D&D isn't one game anymore.
It is a mutant mix of everything.
You get groups that will base their play on a stable version of the game, most likely 2014, and they will take the best from everything else, including 2024, ToV, A5E, and various third-party books.
Since 2024 has not set the world on fire, the community collectively shrugged its shoulders, took the 2024 books, and used them as "patch notes" for their 2014 games. Sure, they may pick up a book, but so many are deeply bought into 2014 that they will not leave unless a new edition with a radical design shift comes along and changes everything.
You can do most of 2024, the best changes, while staying in 2014 with a page of errata. 2014 is arguably better and closer to classic D&D, with alignment, humanoid monsters, and races still in the older game. The whole background, ancestry, species, etc., character creation complicates character creation. It isn't D&D. I don't mind in other games, but we don't need this many "false choices" in D&D when the "do whatever you want" system in Tasha's was much better for classic D&D, or sticking with the racial ability score bonuses.
Only a dozen or so spells are broken. A few multiclass combos are broken, and this can be fixed with the limitations on action surge and the "one leveled spell" per turn limit. Most issues are fixed by limiting multiclassing to a roleplaying context instead of letting people build characters like an ARPG.
With a page of fixes, 2014 is the superior game.
Even Roll20's D&D with extra DM Guild content vastly differs from 2014 or 2024. The game is bizarre, built out of a Frankenstein patchwork of books and Roll20 supplements. While it is based on D&D 2014, the game is more like this strange, generic 5E unique to Roll20.
Roll20 D&D is nothing like D&D Beyond D&D once you fully kit the game. It is a freakish game, with almost a random assortment of spells, races, and subclass choices.
Add a page of community-sourced house rules to the game, and you have something superior to D&D 2024. These house rules can pull in the best D&D 2024 patches, but ignore all the problematic changes. Monks from 2024 and rangers from ToV are in the same party. Modded 2014 D&D with house rules is a better game.
Orcs and humanoids are still monsters, alignment is still here, half-orcs and half-elves have not been erased, and the game feels classic, yet wholly random and freakish.
It is Freak & D.
It is even different from A5E, which feels more like B/X D&D than mutant Roll20 D&D. Some of the best rules from this version are must-haves for F&D, and there is a lot from this game that will get pulled in, such as counter spell rules, exploration challenges, and much more.

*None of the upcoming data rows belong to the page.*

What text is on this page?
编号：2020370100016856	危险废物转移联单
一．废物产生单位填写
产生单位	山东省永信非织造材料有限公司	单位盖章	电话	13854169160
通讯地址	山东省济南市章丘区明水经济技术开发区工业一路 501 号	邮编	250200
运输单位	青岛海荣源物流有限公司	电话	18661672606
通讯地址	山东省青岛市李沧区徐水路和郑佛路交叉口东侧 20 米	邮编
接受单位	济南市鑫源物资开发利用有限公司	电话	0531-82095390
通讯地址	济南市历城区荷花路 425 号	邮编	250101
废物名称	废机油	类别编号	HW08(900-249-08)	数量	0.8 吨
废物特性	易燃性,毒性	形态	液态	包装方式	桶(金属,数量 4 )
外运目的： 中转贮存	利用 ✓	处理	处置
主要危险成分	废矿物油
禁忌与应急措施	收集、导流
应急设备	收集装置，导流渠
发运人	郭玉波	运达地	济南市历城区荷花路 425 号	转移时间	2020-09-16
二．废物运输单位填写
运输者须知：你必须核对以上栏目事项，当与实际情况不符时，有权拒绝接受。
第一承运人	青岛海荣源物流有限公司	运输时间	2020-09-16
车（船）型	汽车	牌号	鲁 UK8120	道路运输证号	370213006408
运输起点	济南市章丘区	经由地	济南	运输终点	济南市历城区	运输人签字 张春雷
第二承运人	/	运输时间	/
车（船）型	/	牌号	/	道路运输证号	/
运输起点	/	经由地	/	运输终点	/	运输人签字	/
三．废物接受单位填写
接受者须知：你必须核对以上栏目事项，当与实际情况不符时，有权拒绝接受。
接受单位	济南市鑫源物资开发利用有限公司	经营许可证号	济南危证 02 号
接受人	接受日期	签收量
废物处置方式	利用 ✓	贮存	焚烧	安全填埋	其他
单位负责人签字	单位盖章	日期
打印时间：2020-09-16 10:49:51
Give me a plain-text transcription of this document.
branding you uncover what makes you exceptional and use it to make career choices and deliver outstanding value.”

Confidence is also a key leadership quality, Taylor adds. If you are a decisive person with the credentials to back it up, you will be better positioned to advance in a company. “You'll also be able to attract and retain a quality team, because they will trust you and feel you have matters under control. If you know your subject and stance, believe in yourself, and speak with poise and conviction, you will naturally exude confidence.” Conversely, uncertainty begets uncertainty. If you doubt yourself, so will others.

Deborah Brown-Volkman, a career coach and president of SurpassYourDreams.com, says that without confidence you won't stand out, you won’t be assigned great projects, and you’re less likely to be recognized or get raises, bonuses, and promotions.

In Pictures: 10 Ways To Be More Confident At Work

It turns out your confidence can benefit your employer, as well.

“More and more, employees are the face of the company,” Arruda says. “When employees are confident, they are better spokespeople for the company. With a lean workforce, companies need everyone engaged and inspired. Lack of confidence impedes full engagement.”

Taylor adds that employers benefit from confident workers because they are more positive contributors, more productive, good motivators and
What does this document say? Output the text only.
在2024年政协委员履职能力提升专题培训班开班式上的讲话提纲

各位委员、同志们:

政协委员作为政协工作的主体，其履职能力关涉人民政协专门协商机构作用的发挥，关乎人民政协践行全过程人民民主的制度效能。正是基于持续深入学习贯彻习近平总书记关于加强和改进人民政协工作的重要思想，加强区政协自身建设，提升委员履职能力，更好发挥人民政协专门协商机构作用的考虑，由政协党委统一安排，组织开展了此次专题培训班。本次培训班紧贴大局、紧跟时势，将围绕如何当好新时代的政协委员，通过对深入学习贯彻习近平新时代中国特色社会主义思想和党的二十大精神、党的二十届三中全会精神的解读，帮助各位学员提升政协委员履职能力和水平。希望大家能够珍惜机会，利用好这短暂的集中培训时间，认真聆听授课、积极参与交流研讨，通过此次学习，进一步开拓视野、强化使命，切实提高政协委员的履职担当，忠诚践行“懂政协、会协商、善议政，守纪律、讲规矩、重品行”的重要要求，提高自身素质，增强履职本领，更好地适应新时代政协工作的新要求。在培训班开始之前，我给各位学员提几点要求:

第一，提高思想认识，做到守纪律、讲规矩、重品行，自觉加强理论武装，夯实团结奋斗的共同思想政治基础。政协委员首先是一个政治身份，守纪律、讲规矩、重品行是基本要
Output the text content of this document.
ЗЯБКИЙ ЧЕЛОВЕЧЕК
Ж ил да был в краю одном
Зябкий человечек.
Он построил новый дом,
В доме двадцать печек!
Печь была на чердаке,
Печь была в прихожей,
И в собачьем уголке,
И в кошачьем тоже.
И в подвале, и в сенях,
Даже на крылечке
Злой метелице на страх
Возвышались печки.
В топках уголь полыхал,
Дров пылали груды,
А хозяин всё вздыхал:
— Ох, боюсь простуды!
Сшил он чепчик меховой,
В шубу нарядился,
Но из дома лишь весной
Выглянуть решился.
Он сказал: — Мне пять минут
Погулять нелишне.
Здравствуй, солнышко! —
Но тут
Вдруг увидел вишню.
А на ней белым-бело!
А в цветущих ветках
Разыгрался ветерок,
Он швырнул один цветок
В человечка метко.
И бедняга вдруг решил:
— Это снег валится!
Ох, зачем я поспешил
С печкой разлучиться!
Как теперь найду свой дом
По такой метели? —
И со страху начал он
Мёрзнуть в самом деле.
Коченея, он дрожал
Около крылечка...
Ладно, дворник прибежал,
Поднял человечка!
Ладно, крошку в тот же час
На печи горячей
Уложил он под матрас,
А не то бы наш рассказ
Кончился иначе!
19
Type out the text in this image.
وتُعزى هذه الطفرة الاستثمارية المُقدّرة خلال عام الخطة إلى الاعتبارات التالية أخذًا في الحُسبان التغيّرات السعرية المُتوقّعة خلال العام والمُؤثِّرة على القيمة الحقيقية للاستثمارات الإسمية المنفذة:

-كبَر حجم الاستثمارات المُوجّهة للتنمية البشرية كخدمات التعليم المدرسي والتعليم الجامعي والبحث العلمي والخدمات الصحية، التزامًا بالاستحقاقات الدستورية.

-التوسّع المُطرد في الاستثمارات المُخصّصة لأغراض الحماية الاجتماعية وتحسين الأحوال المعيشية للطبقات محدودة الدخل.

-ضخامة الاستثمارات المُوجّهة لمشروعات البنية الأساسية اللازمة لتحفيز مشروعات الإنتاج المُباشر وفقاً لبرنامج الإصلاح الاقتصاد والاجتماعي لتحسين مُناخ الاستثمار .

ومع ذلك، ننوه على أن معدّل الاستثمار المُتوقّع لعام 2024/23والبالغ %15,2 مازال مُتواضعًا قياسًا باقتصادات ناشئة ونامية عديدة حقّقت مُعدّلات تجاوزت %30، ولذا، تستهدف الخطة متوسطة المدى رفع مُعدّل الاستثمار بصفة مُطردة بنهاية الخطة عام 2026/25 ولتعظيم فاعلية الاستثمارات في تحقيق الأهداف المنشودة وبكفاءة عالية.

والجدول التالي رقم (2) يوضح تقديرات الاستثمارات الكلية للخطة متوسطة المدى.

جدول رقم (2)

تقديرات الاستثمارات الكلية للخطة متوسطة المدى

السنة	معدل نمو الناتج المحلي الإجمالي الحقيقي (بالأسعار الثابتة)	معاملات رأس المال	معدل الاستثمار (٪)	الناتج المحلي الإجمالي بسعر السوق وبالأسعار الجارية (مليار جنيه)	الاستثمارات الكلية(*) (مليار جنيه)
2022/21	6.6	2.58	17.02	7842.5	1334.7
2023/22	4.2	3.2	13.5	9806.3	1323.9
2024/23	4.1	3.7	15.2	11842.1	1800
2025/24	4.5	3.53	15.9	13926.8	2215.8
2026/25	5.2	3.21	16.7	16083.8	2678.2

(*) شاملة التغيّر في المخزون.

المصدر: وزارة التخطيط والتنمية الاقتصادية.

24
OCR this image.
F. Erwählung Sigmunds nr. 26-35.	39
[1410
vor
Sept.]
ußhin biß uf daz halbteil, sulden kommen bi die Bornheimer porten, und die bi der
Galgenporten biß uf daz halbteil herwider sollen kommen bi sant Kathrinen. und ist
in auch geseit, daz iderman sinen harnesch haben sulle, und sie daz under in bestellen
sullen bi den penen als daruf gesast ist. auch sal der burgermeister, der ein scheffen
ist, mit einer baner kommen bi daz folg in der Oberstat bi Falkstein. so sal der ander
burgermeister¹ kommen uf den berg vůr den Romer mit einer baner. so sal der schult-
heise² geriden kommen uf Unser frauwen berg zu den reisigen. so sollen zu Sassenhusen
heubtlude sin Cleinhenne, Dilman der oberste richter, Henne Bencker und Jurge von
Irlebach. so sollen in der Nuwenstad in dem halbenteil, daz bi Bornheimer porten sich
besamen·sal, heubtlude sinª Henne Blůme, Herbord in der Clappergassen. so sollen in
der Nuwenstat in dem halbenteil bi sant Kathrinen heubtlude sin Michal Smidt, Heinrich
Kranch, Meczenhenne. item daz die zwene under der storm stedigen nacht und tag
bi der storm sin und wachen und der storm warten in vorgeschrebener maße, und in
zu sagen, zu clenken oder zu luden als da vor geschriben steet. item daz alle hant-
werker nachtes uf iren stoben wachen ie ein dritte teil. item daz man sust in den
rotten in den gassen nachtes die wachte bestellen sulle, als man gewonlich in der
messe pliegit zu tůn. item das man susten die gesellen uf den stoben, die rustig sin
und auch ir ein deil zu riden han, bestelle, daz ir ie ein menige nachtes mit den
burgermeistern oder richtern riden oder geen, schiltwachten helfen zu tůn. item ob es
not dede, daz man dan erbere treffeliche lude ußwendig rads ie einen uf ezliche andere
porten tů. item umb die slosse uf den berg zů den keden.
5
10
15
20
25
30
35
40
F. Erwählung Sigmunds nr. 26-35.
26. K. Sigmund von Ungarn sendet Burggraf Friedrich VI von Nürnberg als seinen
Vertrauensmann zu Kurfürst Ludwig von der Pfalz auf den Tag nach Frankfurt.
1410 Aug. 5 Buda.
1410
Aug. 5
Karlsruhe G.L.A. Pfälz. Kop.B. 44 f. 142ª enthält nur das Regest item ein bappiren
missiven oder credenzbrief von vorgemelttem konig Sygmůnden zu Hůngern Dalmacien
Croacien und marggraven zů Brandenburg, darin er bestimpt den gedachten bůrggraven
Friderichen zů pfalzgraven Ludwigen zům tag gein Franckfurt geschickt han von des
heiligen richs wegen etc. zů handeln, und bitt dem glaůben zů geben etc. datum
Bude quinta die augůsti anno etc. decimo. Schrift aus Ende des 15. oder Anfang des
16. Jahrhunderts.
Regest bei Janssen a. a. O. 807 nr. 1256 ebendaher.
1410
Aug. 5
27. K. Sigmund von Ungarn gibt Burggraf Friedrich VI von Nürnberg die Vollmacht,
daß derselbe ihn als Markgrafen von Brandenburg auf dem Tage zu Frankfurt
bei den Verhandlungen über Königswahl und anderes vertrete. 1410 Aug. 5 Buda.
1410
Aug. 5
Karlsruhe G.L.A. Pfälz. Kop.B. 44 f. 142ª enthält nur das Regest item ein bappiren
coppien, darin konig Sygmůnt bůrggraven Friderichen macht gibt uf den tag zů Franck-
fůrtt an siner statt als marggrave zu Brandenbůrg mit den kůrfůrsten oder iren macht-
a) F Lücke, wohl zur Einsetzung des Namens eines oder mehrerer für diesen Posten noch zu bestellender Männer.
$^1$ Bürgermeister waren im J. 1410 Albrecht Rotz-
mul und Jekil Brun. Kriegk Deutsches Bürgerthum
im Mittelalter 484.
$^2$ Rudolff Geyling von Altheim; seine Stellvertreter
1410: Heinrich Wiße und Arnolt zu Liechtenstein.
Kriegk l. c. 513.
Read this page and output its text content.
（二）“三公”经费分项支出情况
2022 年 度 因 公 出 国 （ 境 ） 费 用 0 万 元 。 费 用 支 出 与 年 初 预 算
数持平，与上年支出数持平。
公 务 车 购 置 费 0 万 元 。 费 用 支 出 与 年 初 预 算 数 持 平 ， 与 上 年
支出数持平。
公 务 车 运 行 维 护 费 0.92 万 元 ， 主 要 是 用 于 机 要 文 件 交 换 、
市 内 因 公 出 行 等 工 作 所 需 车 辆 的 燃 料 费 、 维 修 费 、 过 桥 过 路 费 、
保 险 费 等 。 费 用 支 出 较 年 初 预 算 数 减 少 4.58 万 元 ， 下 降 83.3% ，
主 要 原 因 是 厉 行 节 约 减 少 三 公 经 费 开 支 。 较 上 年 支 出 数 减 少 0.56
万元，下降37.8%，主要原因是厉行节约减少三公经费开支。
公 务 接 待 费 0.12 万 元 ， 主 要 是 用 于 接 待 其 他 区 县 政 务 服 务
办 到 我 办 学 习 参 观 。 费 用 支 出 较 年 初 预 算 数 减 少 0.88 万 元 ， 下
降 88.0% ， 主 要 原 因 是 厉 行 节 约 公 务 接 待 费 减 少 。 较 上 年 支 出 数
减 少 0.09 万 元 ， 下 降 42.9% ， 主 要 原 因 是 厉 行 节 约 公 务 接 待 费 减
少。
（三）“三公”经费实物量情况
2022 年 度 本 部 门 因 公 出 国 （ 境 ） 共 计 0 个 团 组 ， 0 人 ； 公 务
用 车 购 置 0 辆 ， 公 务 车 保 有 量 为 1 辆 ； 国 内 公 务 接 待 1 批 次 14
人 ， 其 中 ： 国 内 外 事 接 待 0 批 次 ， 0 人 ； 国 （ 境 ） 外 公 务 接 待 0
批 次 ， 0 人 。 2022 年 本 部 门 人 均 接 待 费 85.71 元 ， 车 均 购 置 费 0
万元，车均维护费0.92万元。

ToV also feels vastly different, like another version of the basic game, like the D&D Rules Compendium. We have excellent class designs here; you are free to use them. I saw a game with the ToV ranger, the 2024 monk, and a few other classes from other books and publishers in one party.
However, the D&D game inside Roll20, fully modded with third-party content, is one of the closest things you can get to experiencing a version of F&D you can look at and play in the wild. Without VTTs, people have stopped caring and are mixing every game with every game and calling it 5E.
D&D feels like it died, and we are left picking through the game's ruins and modding it to be whatever we like. 2024 isn't a new version; it is the patch notes that people choose the best parts from and mostly ignore. D&D is a boneyard system these days, where we pick and choose parts to cobble together a game. This is the OGL fallout. Wizards lost that fight.
I wonder if D&D even has one set of defined rules anymore.
Everything is this generic "5E roleplaying," and the base version of that is "whatever 5E rulebook you happen to own." SRD included.
Even the base version does not matter anymore. What is your base game? 2014? ToV? A5E? 2024? The 5.1 SRD? Do you stick to one VTT's character designer, and that is your game?
That is the exception if you are a purist and want to play in one system, like a ToV or A5E table. It is nice since you have one "source of truth." I like the fixes that both the ToV and A5E teams made. I can play Roll20 D&D, which is a different version of 2014. I wish Roll20 supported both A5E and ToV (I know about the ToV announcement and it sucks).